Le vestibule chic, les salles « Cosmétiques », le stand des gourmandises (pas aussi fourni qu’en France, mais suffisant), l’immense salle avec son immense écran… Tout est disproportionné. Mais pour les Indiens, c’est la sortie du mois, alors rien n’est trop beau.
« Toujours plus »
C’est l’heure de la projection. Le rideau se lève. Séquence bande-annonces. Des hurlements jaillissent dans la salle. Qui ? où ? pourquoi ? comment ? On comprend alors que le public local vit chaque seconde de projection avec une intensité déstabilisante. En Inde, quand le héros entre en scène ? On crie. La séductrice fait de l’œil au méchant? On siffle. Une cascade ? On s’arrête de respirer avant de lâcher un cri de joie. Le public vit et exulte avec ses acteurs adorés. Une ambiance à faire pâlir des salles de concert.
Il faut dire que les super productions bollywoodiennes n’ont peur de rien. Leur credo : « Toujours plus ». Même James Bond n’ose pas aller si loin. Des voitures qui sautent en parachute, des morts qui ressuscitent, des complots qui n’en finissent plus, de longues séquences « comédie musicale ». Toujours plus. Des acteurs indiens à la peau claire aux poches remplies de billets (en euros) et aux petites copines ultra-sexy évoluent à l’écran dans un monde de blancs. La formule n’est pas nouvelle, mais ça fonctionne toujours.
Petite entracte. Le rideau descend. La salle reprend son souffle.
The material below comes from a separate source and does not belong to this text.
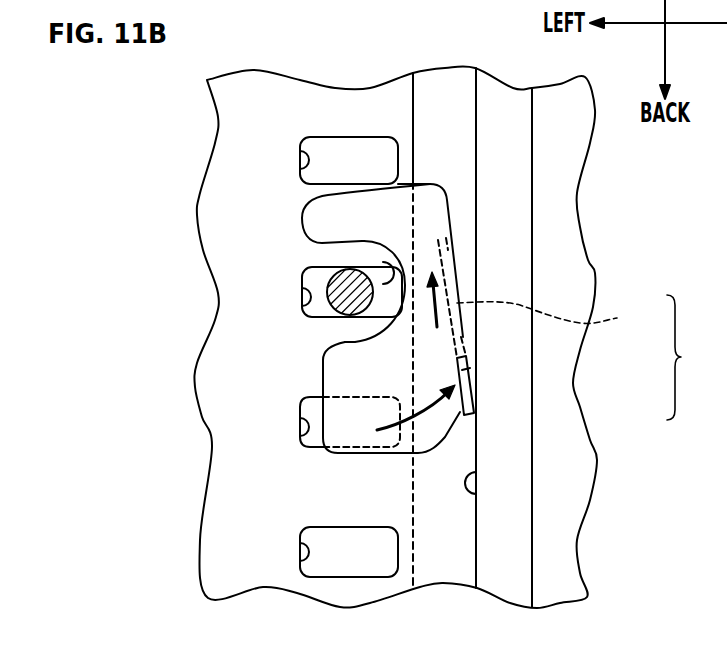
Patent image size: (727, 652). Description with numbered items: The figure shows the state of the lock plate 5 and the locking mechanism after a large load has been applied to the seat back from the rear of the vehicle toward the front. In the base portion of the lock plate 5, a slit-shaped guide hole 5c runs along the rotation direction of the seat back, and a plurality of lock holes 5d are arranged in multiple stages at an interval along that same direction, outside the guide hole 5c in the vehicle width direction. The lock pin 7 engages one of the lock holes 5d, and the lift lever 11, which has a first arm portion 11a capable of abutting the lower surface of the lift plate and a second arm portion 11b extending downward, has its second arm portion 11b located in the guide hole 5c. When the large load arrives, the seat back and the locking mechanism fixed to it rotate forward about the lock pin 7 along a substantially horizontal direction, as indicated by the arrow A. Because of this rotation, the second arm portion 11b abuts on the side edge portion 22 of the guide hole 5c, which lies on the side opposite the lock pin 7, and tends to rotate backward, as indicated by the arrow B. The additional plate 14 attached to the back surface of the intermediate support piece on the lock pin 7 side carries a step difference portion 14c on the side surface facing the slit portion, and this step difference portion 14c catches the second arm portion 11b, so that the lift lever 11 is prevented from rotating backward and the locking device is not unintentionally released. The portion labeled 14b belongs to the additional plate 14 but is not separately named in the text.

Dix minutes plus tard, le show peut reprendre. Interminable chassé-croisé de trahisons. Le frère qui trahit la sœur, qui a elle aussi planifié de le tromper, le couple d’amis qui change de camps chaque deux minutes, le héros qui se fait avoir par la jolie fille… Toujours plus. Pas besoin de parler hindi pour démêler tout ça.
Et si vous n’êtes pas adeptes des films d’action, rien n’est perdu. Car le film bolywoodien est très drôle, souvent malgré lui. Impossible de ne pas sourire devant les abus d’effets spéciaux. Même hilarité devant la scène du train qui se passe « Quelque part en Europe » (difficile de faire plus imprécis). Mais, on retiendra surtout les gros clichés : celui du gros dur qui devient romantique en chantant et dansant (impossible de rester crédible après ça) et celui de la femme toujours vénale (« Men are many, money is money », les hommes sont nombreux, l’argent c’est l’argent).
Rien qui ne semble déranger les spectateurs indiens. Qui ont visiblement aimé le long-métrage, très applaudi. Bref un public qui ressort ravi, ravi, ravi.